As she hung up, she heard the doorbell ring downstairs. “Hello, come in,” Sam said, and next she heard one of those drawling, gravelly, Roland Park matron voices. Instantly, she lost all her confidence. She wasn’t wearing enough makeup and her dress wasn’t dressy enough, and when she looked in Eliza’s mirror, her face seemed unformed and childish.

But she might have just imagined that, because when she started down the stairs (planting her feet just so and holding her head very high), everyone looked up at her with the most respectful attention. The pastor-a tweedy, shaggy man-said, “Mrs. Grinstead! What a pleasure!” and Driscoll’s parents broke off their chitchat with Sam.

“It’s a pleasure to see you, Dr. Soames,” she said. (Considering she attended church only on major holidays, she was impressed that she remembered his name.) “Hello, Louise. Hello, Malcolm.”

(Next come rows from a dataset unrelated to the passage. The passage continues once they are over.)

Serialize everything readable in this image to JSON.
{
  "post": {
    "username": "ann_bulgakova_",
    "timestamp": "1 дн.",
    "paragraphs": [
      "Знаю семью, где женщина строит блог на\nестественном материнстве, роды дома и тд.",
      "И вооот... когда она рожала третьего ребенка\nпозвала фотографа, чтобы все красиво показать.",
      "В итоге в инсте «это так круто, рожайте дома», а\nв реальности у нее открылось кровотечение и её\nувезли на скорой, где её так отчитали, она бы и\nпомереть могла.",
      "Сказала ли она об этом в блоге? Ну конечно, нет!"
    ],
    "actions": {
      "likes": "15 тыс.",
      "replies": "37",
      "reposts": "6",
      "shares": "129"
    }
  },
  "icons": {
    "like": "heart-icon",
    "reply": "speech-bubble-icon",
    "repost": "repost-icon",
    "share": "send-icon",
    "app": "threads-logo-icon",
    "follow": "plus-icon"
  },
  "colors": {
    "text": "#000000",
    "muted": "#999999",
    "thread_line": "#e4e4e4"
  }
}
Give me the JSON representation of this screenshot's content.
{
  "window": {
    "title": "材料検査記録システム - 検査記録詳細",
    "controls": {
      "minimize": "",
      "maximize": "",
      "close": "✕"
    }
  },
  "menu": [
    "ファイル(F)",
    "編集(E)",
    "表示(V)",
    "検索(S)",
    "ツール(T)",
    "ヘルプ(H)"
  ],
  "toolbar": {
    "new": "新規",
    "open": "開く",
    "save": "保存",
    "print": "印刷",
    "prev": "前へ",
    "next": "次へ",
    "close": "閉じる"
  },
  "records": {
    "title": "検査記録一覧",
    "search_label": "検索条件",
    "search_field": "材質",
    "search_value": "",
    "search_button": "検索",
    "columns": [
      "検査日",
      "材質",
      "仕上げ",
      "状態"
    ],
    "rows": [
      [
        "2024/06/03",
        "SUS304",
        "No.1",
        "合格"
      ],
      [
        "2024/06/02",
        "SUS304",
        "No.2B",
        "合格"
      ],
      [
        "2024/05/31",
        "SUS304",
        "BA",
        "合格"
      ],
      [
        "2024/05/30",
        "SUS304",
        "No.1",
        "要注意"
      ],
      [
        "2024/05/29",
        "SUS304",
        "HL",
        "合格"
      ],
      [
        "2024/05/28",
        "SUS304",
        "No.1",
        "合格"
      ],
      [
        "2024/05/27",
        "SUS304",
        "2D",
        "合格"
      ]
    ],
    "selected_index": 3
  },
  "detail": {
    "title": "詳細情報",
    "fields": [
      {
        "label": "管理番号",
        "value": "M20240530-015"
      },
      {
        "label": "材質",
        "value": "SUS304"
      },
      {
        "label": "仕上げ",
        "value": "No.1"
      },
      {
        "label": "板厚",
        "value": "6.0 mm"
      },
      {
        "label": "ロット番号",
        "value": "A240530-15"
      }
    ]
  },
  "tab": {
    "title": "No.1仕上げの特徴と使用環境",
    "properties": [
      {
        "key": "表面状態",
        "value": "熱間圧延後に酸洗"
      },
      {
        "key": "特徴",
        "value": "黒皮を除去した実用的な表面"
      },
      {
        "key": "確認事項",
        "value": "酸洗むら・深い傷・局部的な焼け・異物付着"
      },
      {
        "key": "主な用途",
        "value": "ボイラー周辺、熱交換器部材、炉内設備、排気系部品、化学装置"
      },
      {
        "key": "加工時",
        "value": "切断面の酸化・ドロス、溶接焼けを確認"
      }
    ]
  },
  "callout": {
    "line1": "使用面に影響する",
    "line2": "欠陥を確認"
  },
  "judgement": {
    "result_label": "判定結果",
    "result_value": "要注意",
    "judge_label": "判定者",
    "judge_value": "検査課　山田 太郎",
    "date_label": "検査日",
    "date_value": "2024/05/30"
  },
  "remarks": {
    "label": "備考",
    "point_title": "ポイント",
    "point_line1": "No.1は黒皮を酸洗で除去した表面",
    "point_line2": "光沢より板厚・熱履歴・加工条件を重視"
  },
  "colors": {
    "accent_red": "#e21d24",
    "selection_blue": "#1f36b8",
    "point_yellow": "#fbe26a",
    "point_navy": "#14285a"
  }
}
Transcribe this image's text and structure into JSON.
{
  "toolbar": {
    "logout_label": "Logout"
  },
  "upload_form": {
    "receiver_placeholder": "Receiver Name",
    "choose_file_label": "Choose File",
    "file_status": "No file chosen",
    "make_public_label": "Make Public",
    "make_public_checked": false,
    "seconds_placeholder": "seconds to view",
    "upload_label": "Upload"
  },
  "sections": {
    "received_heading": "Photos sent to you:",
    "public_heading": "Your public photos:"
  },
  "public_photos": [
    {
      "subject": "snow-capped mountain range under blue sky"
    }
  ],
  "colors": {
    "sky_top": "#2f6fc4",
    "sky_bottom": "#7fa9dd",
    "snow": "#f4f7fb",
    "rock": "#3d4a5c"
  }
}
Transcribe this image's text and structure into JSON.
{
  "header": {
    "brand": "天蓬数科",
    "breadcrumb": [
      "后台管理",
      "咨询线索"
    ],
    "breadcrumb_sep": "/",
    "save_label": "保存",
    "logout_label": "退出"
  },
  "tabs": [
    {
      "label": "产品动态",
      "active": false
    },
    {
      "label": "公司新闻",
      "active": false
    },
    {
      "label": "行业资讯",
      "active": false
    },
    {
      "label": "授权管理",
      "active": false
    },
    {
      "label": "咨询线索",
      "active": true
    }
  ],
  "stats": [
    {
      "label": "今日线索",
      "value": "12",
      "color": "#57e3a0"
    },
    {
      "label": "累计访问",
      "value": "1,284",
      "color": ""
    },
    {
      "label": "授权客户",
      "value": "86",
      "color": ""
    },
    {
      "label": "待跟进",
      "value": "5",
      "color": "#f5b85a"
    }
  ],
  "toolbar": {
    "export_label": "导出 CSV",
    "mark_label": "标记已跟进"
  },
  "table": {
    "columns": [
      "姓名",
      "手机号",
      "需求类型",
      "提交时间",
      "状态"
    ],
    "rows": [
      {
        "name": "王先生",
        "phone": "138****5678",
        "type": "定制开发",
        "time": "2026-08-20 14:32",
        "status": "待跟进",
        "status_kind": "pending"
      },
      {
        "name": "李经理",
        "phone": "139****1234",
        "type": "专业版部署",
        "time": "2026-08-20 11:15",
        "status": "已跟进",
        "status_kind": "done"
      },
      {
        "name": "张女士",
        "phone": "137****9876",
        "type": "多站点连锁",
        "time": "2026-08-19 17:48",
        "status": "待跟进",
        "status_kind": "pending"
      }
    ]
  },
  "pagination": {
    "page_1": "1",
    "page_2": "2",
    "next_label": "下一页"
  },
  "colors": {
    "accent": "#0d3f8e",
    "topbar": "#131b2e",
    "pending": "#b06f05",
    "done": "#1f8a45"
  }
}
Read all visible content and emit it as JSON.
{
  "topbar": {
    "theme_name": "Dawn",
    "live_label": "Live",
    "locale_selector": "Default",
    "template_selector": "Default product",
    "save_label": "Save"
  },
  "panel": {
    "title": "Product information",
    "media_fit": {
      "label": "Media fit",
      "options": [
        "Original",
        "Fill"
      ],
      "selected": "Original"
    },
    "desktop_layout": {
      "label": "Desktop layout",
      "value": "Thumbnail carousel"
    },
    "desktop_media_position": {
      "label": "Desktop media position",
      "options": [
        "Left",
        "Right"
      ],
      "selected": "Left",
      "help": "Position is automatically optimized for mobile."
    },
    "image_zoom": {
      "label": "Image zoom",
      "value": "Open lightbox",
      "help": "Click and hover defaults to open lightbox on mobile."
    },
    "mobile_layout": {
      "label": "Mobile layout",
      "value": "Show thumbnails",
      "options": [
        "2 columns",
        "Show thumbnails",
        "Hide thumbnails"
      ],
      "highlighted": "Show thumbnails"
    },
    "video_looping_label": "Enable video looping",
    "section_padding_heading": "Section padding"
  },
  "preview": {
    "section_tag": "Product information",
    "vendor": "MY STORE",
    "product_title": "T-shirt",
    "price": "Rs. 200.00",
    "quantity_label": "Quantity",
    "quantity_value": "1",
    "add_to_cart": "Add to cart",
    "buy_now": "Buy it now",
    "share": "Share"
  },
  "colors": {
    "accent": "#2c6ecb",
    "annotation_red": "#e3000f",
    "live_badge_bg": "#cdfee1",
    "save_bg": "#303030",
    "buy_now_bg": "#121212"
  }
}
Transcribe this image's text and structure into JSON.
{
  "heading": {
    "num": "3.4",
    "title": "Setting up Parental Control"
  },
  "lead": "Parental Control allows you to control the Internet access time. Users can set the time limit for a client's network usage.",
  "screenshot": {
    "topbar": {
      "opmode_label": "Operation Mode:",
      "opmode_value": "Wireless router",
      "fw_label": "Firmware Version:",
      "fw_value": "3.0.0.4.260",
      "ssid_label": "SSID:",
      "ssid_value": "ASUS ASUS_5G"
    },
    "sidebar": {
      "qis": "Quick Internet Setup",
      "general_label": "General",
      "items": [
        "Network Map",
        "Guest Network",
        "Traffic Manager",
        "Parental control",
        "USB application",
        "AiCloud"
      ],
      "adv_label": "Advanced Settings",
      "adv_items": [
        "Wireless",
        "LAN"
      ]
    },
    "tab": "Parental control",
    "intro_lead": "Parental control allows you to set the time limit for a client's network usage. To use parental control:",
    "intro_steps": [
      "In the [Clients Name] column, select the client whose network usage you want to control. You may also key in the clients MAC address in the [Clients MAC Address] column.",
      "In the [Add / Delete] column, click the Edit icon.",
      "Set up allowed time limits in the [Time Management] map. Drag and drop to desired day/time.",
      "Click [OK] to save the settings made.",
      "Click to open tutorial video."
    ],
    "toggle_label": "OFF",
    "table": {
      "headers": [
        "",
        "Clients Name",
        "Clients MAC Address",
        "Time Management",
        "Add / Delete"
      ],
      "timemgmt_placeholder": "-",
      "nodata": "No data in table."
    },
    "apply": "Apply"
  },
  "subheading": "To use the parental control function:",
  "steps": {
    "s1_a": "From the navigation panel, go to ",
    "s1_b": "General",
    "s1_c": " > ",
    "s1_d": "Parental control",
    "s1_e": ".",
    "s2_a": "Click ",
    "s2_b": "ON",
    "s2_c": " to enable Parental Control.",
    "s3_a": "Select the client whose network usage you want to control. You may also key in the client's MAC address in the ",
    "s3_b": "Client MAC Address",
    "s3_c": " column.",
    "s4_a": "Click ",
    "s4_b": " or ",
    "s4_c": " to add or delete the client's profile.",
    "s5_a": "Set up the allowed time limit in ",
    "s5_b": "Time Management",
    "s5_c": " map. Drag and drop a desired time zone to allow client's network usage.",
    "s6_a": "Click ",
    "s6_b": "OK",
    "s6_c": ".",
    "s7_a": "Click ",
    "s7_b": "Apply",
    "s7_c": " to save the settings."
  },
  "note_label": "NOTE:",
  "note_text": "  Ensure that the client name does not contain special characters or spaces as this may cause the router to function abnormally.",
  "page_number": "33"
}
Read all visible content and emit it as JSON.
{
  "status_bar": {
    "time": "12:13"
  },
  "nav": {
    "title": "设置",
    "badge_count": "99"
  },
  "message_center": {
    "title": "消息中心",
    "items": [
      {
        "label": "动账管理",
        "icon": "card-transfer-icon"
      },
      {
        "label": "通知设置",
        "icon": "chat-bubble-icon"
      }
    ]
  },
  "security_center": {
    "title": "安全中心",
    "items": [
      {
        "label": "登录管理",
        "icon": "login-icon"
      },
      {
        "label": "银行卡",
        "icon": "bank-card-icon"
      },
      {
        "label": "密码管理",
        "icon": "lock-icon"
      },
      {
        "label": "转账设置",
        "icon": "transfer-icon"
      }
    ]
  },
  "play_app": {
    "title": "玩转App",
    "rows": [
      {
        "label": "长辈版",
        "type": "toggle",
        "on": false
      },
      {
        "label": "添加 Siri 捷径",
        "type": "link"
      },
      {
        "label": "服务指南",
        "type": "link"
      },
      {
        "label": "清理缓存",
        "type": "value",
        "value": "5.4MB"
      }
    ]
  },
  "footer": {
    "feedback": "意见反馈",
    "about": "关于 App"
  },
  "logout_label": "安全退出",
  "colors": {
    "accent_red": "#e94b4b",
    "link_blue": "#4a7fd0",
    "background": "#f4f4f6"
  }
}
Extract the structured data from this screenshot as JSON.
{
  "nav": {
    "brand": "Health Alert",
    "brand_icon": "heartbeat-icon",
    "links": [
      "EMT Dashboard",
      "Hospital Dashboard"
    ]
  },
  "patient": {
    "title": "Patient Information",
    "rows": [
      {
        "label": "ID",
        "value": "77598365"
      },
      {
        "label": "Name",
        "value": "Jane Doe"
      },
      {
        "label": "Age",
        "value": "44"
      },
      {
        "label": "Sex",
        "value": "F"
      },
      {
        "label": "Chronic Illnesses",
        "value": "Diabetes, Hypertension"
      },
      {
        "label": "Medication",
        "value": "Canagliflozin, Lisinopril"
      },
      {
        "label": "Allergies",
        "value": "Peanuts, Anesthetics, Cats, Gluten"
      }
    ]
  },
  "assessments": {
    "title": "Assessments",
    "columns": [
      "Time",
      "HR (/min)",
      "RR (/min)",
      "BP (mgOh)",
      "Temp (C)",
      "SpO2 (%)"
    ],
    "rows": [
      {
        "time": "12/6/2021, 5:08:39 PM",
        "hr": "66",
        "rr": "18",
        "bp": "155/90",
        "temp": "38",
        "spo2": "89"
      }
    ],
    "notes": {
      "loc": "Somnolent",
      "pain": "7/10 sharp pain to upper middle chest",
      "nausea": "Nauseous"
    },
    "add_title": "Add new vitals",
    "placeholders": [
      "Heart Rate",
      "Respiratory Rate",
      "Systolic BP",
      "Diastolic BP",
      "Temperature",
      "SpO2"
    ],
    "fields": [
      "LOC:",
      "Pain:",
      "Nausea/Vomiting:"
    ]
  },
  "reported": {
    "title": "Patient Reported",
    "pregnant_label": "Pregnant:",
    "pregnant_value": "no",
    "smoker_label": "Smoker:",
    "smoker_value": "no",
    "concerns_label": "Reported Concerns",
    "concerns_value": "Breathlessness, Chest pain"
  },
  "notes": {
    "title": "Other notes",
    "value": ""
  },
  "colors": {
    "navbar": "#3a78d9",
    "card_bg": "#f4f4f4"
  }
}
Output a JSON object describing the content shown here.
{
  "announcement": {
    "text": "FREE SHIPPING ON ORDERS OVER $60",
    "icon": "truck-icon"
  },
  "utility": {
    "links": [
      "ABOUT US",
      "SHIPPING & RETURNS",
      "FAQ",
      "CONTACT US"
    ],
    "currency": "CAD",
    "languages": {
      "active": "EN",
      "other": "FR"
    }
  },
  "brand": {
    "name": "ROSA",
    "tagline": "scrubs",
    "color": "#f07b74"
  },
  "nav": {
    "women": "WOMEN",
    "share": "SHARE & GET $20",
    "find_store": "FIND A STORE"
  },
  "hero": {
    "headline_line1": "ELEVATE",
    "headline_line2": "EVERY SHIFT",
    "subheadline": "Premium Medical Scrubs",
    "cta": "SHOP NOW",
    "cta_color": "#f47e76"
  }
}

“Why, hello, Delia,” Louise Avery said, as if they’d last seen each other yesterday. She was a leathery woman with a lion’s mane of gold hair rearing back off her forehead. Her husband-older, smaller, crinkly-eyed-said, “I don’t guess you could have brought some sunshine with you.”

“Oh,” Delia said, and she glanced past him toward the door. “Is it raining?” she asked.

“No, no, we’re sure it will hold off till later,” Louise said. “I was telling Malcolm this morning, I said, ‘At least this is one good thing about a home wedding.’ Can you imagine if they’d planned a big formal church affair? Or something out on the lawn?”

“No, I certainly… can’t,” Delia said.

She looked over at Sam, but he was fitting Dr. Soames’s rolled umbrella into the umbrella stand, and he didn’t meet her eyes.

Maybe they would just have this wedding without the bride, she thought. Was that the plan?

In the living room, all available chairs had been lined up facing the fireplace. That must be where Dr. Soames would stand. In the dining room, Linda and Eliza were setting out platters of pastries. In the kitchen, the twins were gazing enraptured at Driscoll; he was discussing the honeymoon. “I told Sooze we ought to just head to Obrycki’s for crabs,” he said. “Call that our honeymoon, in keeping with the general tone of the wedding. And she said, ‘Or why not carry-out?’ but in the end we settled for three days at-Oh, Miz Grinstead! Hey there!”

“Hello, Driscoll,” Delia said. She was puzzled to see him looking so cheerful. He was dressed in a navy suit with a white rose in the lapel, and his face had a scrubbed, fresh, oblivious look. She said, “Ah, have you… talked with Susie this morning?”

“Oh, can’t see the bride before the ceremony, Miz Grinstead!” he said, wagging a finger.

“Yes, but just to talk with her-talk on the phone, maybe,” Delia said.

“Say! Where’s those ushers of mine, Miz Grinstead? Any sign of them yet?”

“Ushers?”

“Ramsay and Carroll!”

“Well, no, I… gosh, I hope someone thought to wake them,” she said. Neither one of the boys had yet lost the knack of sleeping till noon.

“Maybe you should give them a ring,” Driscoll told her.